Estimating phylogenetic trees, which depict the relationships between different species, from aligned sequence data (such as DNA, RNA, or proteins) is one of the main aims of evolutionary biology. However, tree reconstruction criteria like maximum parsimony do not necessarily lead to unique trees and in some cases even fail to recognize the “correct” tree (i.e., the tree on which the data was generated). On the other hand, a recent study has shown that for an alignment containing precisely those binary characters (sites) which require up to two substitutions on a given tree, this tree will be the unique maximum parsimony tree. It is the aim of the present paper to generalize this recent result in the following sense: We show that for a tree T with n leaves, as long as \(k<\frac{n}{8}+\frac{11}{9}-\frac{1}{18}\sqrt{9\cdot \left( \frac{n}{4}\right) ^2+16}\) (or, equivalently, \(n>9k-11+\sqrt{9k^2-22k+17}\), which in particular holds for all \(n\ge 12k\)), the maximum parsimony tree for the alignment containing all binary characters which require (up to or precisely) k substitutions on T will be unique in the NNI neighborhood of T and it will coincide with T, too. In other words, within the NNI neighborhood of T, T is the unique most parsimonious tree for the said alignment. This partially answers a recently published conjecture affirmatively. Additionally, we show that for \(n\ge 8\) and for k being in the order of \(\frac{n}{2}\), there is always a pair of phylogenetic trees T and \(T'\) which are NNI neighbors, but for which the alignment of characters requiring precisely k substitutions each on T in total requires fewer substitutions on \(T'\).

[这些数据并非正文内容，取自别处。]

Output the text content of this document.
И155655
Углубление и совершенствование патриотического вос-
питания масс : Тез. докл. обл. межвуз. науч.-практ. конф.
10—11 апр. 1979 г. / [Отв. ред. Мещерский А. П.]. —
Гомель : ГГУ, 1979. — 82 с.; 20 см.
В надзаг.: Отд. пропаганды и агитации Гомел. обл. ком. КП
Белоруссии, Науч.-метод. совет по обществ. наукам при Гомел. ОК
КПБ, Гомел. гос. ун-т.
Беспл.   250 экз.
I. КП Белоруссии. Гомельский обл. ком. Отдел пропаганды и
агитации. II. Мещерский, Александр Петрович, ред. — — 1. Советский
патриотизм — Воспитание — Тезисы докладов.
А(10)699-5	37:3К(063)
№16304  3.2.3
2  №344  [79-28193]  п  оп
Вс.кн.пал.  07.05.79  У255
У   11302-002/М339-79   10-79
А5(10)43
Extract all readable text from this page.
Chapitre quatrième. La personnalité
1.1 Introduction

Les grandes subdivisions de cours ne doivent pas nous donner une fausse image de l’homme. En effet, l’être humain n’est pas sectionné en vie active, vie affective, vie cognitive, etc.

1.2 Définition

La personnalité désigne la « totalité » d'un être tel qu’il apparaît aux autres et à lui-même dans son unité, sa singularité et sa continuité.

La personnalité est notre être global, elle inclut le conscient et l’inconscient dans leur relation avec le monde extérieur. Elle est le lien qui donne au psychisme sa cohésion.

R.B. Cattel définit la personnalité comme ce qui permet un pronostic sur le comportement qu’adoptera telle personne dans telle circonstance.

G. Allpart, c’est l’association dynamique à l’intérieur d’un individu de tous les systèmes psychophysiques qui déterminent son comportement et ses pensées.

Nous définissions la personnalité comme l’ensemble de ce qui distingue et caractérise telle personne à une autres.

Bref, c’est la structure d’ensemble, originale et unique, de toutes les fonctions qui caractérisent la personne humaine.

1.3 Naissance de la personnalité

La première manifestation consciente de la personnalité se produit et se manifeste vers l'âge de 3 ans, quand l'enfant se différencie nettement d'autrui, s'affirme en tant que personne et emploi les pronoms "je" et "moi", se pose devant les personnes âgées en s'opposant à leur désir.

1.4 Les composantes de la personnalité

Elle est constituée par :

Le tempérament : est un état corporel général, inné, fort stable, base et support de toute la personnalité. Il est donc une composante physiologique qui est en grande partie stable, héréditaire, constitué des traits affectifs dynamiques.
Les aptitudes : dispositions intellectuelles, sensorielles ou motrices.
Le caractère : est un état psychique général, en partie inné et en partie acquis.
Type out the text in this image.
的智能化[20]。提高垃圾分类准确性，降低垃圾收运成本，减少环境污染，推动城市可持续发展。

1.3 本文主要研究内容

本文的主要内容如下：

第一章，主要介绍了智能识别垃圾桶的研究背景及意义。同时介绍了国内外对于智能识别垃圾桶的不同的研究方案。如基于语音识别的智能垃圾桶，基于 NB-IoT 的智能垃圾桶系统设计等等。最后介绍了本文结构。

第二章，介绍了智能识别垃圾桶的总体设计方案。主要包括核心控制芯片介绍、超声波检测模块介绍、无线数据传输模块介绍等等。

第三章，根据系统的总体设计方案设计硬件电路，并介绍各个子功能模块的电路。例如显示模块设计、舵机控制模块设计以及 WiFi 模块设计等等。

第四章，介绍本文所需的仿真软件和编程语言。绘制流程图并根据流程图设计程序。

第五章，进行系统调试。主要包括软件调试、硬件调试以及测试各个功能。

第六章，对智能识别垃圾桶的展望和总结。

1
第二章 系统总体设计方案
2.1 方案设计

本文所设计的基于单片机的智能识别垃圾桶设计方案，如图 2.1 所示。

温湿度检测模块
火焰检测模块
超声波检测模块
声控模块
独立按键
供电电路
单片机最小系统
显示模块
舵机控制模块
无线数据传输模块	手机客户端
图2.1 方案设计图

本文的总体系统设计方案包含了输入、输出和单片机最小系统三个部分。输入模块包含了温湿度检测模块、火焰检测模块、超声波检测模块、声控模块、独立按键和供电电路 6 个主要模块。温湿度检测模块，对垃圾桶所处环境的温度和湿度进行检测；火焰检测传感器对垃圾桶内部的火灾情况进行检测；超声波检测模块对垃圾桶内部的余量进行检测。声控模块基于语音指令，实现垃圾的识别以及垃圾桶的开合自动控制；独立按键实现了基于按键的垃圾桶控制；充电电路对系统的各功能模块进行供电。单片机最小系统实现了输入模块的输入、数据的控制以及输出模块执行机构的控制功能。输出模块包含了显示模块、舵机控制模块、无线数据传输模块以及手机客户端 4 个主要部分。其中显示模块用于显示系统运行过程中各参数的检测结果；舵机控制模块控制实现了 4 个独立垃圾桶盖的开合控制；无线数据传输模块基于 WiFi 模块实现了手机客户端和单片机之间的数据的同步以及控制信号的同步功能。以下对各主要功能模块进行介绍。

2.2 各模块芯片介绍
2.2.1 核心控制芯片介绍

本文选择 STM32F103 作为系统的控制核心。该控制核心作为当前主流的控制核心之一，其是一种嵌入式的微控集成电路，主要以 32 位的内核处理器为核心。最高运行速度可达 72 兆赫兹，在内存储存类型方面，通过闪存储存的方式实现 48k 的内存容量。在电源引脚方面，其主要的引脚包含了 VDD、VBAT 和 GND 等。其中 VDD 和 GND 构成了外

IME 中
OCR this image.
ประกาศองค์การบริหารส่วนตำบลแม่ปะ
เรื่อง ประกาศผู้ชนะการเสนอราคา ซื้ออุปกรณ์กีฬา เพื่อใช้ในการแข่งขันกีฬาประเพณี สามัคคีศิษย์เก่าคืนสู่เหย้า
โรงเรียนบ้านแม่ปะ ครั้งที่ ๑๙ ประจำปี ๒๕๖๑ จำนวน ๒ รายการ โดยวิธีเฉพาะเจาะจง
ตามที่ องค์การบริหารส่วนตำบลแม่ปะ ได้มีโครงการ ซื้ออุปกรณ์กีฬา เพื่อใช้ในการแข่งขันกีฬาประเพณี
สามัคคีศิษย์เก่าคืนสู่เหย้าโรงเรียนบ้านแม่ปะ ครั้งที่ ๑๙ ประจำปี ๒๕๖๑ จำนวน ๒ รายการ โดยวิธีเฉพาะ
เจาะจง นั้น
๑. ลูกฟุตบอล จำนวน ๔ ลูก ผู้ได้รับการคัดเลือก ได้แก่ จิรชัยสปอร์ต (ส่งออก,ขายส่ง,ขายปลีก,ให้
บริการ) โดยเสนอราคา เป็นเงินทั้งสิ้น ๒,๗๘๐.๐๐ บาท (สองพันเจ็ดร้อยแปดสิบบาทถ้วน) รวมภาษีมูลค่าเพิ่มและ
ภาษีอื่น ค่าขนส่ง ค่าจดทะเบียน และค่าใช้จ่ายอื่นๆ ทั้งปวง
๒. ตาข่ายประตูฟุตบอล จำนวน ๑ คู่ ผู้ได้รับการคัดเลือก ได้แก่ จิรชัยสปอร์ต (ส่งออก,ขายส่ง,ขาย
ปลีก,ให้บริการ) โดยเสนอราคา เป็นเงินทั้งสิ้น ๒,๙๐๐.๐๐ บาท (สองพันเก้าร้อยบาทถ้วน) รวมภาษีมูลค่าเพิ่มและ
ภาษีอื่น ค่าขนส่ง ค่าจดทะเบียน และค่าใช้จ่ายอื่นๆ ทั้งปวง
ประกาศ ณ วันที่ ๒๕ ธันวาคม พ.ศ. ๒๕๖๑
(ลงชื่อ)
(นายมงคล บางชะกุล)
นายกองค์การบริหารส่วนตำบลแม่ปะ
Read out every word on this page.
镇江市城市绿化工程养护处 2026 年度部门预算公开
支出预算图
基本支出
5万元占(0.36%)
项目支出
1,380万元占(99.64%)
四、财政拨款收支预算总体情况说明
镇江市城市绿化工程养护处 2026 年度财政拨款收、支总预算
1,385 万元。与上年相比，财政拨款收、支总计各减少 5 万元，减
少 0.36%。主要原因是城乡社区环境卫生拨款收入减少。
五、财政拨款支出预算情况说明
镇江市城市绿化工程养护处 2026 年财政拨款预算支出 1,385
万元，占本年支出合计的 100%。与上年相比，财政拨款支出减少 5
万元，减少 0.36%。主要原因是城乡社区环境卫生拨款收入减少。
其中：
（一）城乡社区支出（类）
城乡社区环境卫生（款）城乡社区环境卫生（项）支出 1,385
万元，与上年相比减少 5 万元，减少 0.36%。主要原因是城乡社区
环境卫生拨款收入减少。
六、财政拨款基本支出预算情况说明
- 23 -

系统发育树NNI邻域中少量替换数据最大简约性的正确性
从排列的序列数据(如DNA、RNA或蛋白质)估计描述不同物种之间关系的系统发育树是进化生物学的主要目标之一。然而,像最大简约这样的树重建标准并不一定会产生唯一的树,在某些情况下甚至无法识别“正确”的树(即生成数据的树)。另一方面,最近的一项研究表明,对于精确包含那些二进制字符(位点)的比对,在给定树上需要最多两次替换,该树将是唯一的最大简约树。本文的目的是在以下意义上推广这个最近的结果:我们表明,对于具有n个叶子的树T,只要\(k<\frac{n}{8}+\frac{11}{9}-\frac{1}{18}\sqrt{9\cdot \left( \frac{n}{4}\right) ^2+16}\)(或者,等效地,\(n>9k-11+\sqrt{9k^2-22k+17}\),特别适用于所有\(n\ge 12k\)),包含所有需要(最多或精确地)k个替换T的二进制字符的对齐的最大简约树在T的NNI邻域中是唯一的,并且它也将与T重合。换句话说,在T的NNI邻域内,T是上述对齐的唯一最节俭树。这部分肯定地回答了最近发表的一个猜想。此外,我们表明,对于\(n\ge 8\)和k在\(\frac{n}{2}\)的顺序,总是有一对系统发育树T和\(T'\)是NNI邻居,但是对于它们来说,在T上需要精确的k个替换的字符对齐在\(T'\)上需要更少的替换。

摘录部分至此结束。